La clave de la denuncia de Adrian y Claibourn estaba en una simple palabra: CÓNYUGE. Para la pareja y cualquiera con las neuronas funcionando, cuando se habla de “cónyuge” se habla del esposo o esposa de cualquier ciudadano de la Unión Europea. Para países como Rumanía “cónyuge” es el esposo o esposa de ese ciudadano, si ese ciudadano es heterosexual. Pues el Tribunal Europeo de Justicia de la Unión Europea parece que sí tiene las neuronas en marcha y ha aclarado que “en la directiva del ejercicio de la libertad de movimiento el término ‘cónyuge’, que hace referencia a la persona unida a otra por los lazos del matrimonio, es de género neutro y puede por lo tanto cubrir al cónyuge del mismo sexo de un ciudadano de la UE“.

Y punto.

Bueno, no. Y punto no. Porque el tribunal ha dicho más cosas.

El tribunal aclara que respeta la identidad nacional de cada estado miembro de la unión, pero considera que “la negativa de un Estado Miembro de reconocer, con el único propósito de garantizar el derecho derivado de residencia a un ciudadano de un estado que no forma parte de la UE, el matrimonio de ese ciudadano con un ciudadano del mismo sexo legalmente contraído en otro Estado Miembro puede interferir con el ejercicio del derecho de ese ciudadano a moverse y residir libremente dentro del territorio de los Estados Miembro“.

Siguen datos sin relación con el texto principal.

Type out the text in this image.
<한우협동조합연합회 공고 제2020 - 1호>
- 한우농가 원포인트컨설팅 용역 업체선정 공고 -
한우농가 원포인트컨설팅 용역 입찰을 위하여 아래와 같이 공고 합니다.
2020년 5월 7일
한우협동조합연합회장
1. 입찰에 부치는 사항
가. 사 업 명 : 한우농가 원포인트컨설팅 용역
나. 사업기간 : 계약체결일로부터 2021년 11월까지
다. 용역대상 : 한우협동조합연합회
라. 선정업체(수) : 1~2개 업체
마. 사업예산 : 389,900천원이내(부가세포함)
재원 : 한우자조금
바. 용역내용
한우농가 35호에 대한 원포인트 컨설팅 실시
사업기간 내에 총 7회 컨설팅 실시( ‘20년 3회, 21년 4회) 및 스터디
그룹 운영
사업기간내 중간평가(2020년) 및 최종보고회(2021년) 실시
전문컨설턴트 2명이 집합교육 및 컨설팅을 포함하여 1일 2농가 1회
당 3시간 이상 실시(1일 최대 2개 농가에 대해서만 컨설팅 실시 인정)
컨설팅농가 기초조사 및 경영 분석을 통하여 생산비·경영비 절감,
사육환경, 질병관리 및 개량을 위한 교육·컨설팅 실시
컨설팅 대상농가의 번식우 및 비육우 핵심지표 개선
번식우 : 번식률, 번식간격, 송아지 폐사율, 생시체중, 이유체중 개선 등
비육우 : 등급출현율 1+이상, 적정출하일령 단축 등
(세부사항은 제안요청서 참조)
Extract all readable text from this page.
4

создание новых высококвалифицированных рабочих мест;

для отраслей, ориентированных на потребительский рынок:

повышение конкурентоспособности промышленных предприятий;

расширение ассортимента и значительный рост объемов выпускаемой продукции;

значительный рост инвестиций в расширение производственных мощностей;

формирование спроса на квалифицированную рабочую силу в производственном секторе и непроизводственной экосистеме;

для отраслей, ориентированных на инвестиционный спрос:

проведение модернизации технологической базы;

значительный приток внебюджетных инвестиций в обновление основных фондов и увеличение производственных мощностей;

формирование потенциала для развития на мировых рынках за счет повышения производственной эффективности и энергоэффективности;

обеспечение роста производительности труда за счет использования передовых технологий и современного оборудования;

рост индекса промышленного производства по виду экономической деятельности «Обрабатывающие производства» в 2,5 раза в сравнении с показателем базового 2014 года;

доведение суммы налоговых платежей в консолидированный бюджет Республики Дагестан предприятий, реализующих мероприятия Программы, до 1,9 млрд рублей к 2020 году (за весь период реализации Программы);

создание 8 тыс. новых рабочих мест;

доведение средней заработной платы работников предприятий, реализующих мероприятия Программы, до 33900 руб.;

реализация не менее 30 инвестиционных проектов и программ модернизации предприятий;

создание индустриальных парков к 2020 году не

O, lo que es lo mismo: nos parece muy bien tu tradición, tu cultura y todo lo que quieras. Pero si estás en la Unión Europea hay normas que se aplican a todos y, por lo tanto… Mira, todo ese párrafo para acabar diciéndole a Rumanía que te jodes y bailas.

El TJUE, además, recuerda a Rumanía -y los otros países que no reconocen los matrimonios homosexuales celebrados en otros países miembros de la Unión- que “la obligación de un Estado Miembro de reconocer un matrimonio homosexual celebrado en otro Estado Miembro de acuerdo con la ley de ese estado (…) no socava la institución del matrimonio en el primer Estado Miembro“. De hecho el TJUE aclara que la obligación de reconocer ese matrimonio “no requiere” que ningún Estado Miembro modifique sus leyes o Constitución para aprobar el matrimonio igualitario; ni siquiera pone en riesgo la identidad nacional ni supone una amenaza a las políticas públicas de dicho país. Que eran básicamente, las excusas de mierda que ponía el gobierno de Rumanía para negarse a reconocer la legalidad del matrimonio de esta pareja.

Por si eso fuera poco, el TJUE recuerda que “el derecho al respeto a la familia y a la vida privada” (recogido en el Artículo 7 de la Carta de Derechos Fundamentales de la Unión Europea) es aplicable a las parejas homosexuales del mismo modo que se aplica a las parejas heterosexuales.

Adrian y Claibourn, evidentemente, han celebrado la noticia. Como ha declarado Adrian: “Ahora podemos mirar a los ojos de cualquier funcionario en Rumanía y en toda la Unión Europea con la certeza de que nuestra relación es igualmente válida e igualmente relevante para poder movernos libremente por la UE. Estamos agradecidos al Tribunal y a las muchas personas e instituciones que nos han apoyado y, a través de nosotros, a otras parejas del mismo sexo en situaciones similares. Hoy ha ganado la dignidad humana.